Bevor sich Childebert
im Jahre 585 Faileuba
zur Frau nahm [245 Greg., H. F. IX, 38.], beabsichtigte
der austrasische Hof nämlich, den heranwachsenden König mit Theodelinda,
einer Tochter des agilolfingischen Herzogs
Garibald und seiner lethingischen
Gemahlin Walderada,
zu verheiraten [246 Fred. IV, 34.]. Die geplante Ehe zwischen Childebert
II. und Theodelinda kam
aber nicht zustande. Nach dem Bericht "Fredegars" wäre die Auflösung
der Verlobung auf den Willen Brunichildes
zurückzuführen.
Der brüskierte und weiterhin von den Franken bedrohte
Langobarden-Herrscher nahm nun einen radikalen Kurswechsel vor: 599 verlobte
er sich mit der von Childebert verschmähten
AGILOLFINGERIN
Theodelinda, der Tochter
Herzogs Garibalds [251
Origo gentis Langobardorum Kap. 6, Seite 5.; PD III, 30.], deren Schwester
übrigens schon seit Jahren mit dem mächtigen langobardischen
Herzog Eoin von Trient verheiratet war.
Die Franken reagierten prompt auf diesen Affront der
AGILOLFINGER:
Ein austrasisches Heer drang in Bayern ein. Garibalds Sohn Gundoald
und seine Schwester
Theodelinda flohen
nach Italien, wo die Herzogs-Tochter im Mai 589
Authari
heiratete.
Der König machte seinen Schwager zum Herzog von Asti. Damit war 588/89
ein antiaustrasisches Bündnis entstanden, das den langobardischen
König, den bayerischen Herzog und den langobardischen
Dux von Trient verband und das durch die Heiratsverbindung mit den
zwei
AGILOLFINGERINNEN abgestützt
war.
Agilulf hatte im
November 590 die junge Witwe Autharis,
Theodelinda,
geheiratet.
Die Bedeutung Theodelindas für
die langobardische Geschichte um 590, die bis jetzt vor allem mit ihrer
lethingischen
Abstammung und ihrer faszinierenden Persönlichkeit erklärt
worden ist, liegt demnach - was bisher übersehen wurde - auch darin,
daß sich über sie als Tochter eines der mächtigsten fränkischen
Optimaten die Möglichkeit eröffnete, in den krisenhaften Beziehungen
und in den für die Langobarden zeitweise existenzbedrohenden Auseinandersetzungen
mit den Franken Einfluß auf das innerfränkische Geschehen zu
gewinnen und so vielleicht den von den Langobarden ersehnten Frieden zu
erlangen. Dies könnnte jedenfalls (auch) erklären, warum sie
nacheinander Authari und Agilulf
in
dieser für die langobardische Geschichte verzweifelten Situation zur
Frau nahmen.
Es ist in der Forschung immer wieder die Frage erörtert
worden, warum die AGILOLFINGERIN Theodelinda
in zweiter Ehe einen Mann namens Agilulf heiratete.

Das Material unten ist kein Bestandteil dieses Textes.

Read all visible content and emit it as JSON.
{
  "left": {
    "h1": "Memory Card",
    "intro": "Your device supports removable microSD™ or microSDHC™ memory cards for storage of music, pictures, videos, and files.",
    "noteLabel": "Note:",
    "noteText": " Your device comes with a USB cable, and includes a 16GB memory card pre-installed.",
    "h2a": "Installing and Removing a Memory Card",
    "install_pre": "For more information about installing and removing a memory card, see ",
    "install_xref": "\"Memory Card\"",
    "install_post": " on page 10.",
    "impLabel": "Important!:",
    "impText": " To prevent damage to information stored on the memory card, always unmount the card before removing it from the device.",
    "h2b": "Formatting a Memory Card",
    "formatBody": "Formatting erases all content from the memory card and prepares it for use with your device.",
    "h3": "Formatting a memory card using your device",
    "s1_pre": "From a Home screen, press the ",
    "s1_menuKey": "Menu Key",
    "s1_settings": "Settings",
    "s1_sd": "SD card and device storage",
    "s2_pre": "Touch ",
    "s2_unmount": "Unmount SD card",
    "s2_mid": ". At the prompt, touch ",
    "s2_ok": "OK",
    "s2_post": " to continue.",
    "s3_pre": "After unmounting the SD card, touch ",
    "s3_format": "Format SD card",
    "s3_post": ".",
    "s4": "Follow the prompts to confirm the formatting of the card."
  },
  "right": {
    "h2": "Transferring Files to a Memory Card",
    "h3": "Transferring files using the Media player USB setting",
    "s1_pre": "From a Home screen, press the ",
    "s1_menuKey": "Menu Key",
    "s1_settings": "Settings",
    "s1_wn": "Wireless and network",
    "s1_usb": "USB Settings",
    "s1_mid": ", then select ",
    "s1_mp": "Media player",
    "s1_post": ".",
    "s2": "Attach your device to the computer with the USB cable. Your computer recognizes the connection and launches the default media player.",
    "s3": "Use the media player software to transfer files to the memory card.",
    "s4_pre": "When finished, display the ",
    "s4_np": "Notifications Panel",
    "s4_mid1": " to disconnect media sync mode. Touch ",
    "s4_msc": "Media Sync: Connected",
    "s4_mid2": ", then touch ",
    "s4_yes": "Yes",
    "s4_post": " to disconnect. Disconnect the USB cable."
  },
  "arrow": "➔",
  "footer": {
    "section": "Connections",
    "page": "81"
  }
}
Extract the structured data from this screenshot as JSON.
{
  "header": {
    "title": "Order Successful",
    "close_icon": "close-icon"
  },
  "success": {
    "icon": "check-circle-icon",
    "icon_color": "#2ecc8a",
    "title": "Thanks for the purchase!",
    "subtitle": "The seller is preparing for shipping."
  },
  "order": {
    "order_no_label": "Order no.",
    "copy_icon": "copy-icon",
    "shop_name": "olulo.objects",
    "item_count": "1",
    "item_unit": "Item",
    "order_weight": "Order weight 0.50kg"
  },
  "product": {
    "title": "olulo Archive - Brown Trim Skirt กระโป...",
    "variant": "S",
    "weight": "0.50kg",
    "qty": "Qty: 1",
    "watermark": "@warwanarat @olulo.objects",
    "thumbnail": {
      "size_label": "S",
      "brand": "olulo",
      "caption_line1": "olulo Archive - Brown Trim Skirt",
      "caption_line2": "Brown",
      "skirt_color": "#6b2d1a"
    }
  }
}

Bereits oben wurde festgestellt, daß dieser König nicht der
Namengeber für das Geschlecht der AGILOLFINGER
gewesen sein kann, da er dem "genus" ANAWAS zugehörte [262
Edictum
Rothari, Prolog. Vgl. oben Seite 10.]. Nun hat Norbert Wagner wahrscheinlich
machen können, daß Agilulf
wohl
durch die Einheirat einer AGILOLFINGERIN
in das altthüringische Geschlecht der ANAWAS zu seinem Namen
gekommen ist [263 Vgl. Wagner, bes. 34f.]. Eine Erklärung,
wie ein Thüringer zu einer führenden
Stellung im Langobarden-Reich kommen
konnte, ist relativ leicht zu finden. Er könnte im Gefolge
Chlodeswindes,
der Tochter Chlothars
I. und Gemahlin König Alboins,
zu den Langobarden gelangt sein. Es wäre zweifellos ein kluger politischer
Zug Chlothars gewesen, einen thüringischen
Hochadligen, der über seine agilolfingische
Mutter oder Großmutter mit dem königstreuen bayerischen
Herzog Garibald verwandt war, zu Audoin
zu entsenden, um dort am Hofe der aus dem Franken-Reich
stammenden jungen Königin für eine Stabilisierung des Verhältnisses
zwischen Franken, Bayern und Langobarden zu arbeiten, die bis dahin auf
die frankenfeindliche Familie des 534 ermordeten Thüringer-Königs
Hermanafrid
gesetzt hatten [264 Vgl. Jarnut, Langobarden 23f.].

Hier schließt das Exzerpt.